Incannex cancels remaining Series A Warrants to reduce dilution

Published 28/05/2025, 12:10
Incannex cancels remaining Series A Warrants to reduce dilution

MELBOURNE, Australia and NEW YORK - Incannex Healthcare Inc. (NASDAQ:IXHL), a clinical-stage biopharmaceutical company with a current market capitalization of $7.95 million, announced today the binding agreement to cancel the remaining 172 million Series A Warrants, a move aimed at reducing potential future share dilution. According to InvestingPro data, the company’s stock has experienced significant volatility, with a beta of 2.24 and a 90% decline over the past year.
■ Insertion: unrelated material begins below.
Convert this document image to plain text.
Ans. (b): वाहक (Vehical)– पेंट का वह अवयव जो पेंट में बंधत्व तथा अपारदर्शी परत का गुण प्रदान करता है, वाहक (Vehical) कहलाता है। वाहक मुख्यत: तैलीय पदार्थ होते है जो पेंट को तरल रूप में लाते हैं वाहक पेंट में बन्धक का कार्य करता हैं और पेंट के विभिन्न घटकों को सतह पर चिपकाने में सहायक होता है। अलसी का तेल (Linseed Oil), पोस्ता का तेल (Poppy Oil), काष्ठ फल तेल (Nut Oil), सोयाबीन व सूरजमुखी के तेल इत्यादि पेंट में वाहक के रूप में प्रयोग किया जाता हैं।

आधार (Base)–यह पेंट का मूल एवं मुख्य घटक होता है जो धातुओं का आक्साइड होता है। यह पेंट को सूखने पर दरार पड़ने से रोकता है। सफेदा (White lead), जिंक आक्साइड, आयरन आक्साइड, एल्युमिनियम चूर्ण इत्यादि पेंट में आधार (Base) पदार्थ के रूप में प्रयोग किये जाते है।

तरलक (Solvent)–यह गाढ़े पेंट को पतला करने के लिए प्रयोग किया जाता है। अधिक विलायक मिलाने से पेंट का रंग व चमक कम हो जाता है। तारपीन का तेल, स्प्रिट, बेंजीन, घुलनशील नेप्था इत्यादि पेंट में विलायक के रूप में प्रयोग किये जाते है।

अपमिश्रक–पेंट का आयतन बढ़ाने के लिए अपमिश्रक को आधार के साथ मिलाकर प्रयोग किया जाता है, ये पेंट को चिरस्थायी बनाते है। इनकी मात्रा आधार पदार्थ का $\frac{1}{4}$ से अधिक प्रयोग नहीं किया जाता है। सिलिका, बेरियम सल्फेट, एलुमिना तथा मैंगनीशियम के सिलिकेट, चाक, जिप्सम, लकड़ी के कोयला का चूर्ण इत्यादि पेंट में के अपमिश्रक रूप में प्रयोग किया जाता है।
This follows a similar action taken earlier this month, which eliminated the first 175.2 million shares susceptible to dilution. Combined, these agreements will prevent up to 347.2 million shares from entering the market, pending final execution. InvestingPro analysis reveals the company holds more cash than debt and maintains a healthy current ratio of 2.12, though it’s currently experiencing rapid cash burn.

Joel Latham, President and CEO of Incannex, stated that this decision is a significant milestone in strengthening the company’s capital structure. "This transaction ensures that up to 347 million shares will no longer be eligible to enter the market, providing clarity and confidence for our shareholders," he said, emphasizing the company’s commitment to managing dilution risk.

The cancellation payment to the Series A Warrant holders will amount to up to $12.2 million. Incannex’s proactive measure comes as the company prepares for the release of topline data from its Phase 2 RePOSA trial of IHL-42X for obstructive sleep apnea (OSA), expected in July 2025. Despite current challenges, analysts tracked by InvestingPro anticipate sales growth of 24.55% in the current fiscal year, with 15+ additional insights available to subscribers. IHL-42X, a potential first-in-class oral pharmaceutical treatment, is being developed for a condition that currently lacks FDA-approved drug therapies and affects millions worldwide.

Incannex’s approach to value creation and governance is reflected in this strategic step, as stated by Latham. The company’s lead clinical program, IHL-42X, is an oral fixed-dose combination of dronabinol and acetazolamide, targeting the underlying mechanisms of OSA. The RePOSA Phase 2/3 clinical trial is enrolling more than 560 patients globally, with the U.S. Phase 2 portion’s topline readout anticipated in July 2025.

For more details on the warrant cancellation transaction, refer to the Form 8-K filed with the SEC on May 28, 2025, including the Letter Agreements referenced therein. This article is based on a press release statement from Incannex Healthcare Inc.

In other recent news, Incannex Healthcare Inc. has amended its Sales Agreement with A.G.P/Alliance Global Partners to increase the maximum offering of its common stock by an additional $2,514,214. This amendment follows a previous sale of approximately $16,768,095 worth of shares under the same agreement. The company has also revised the terms of its Series A warrants, initially issued in a private placement, allowing for a portion of net proceeds from stock sales to be allocated to warrant holders. These net proceeds, after deducting a 3% placement agent fee and legal expenses, could reach up to $12,499,828. Additionally, Incannex entered a Sales Agreement for potential stock sales in an "at-the-market" equity offering, although it is not obligated to sell any shares. The agreement includes a 3% commission for A.G.P., and sales could occur on The Nasdaq Global Market or other U.S. trading markets. The company has also limited the minimum sale price of its common stock to $1.08 per share for a specified period following a private placement. These developments are part of Incannex’s ongoing efforts to manage its financial arrangements and strategic decisions effectively.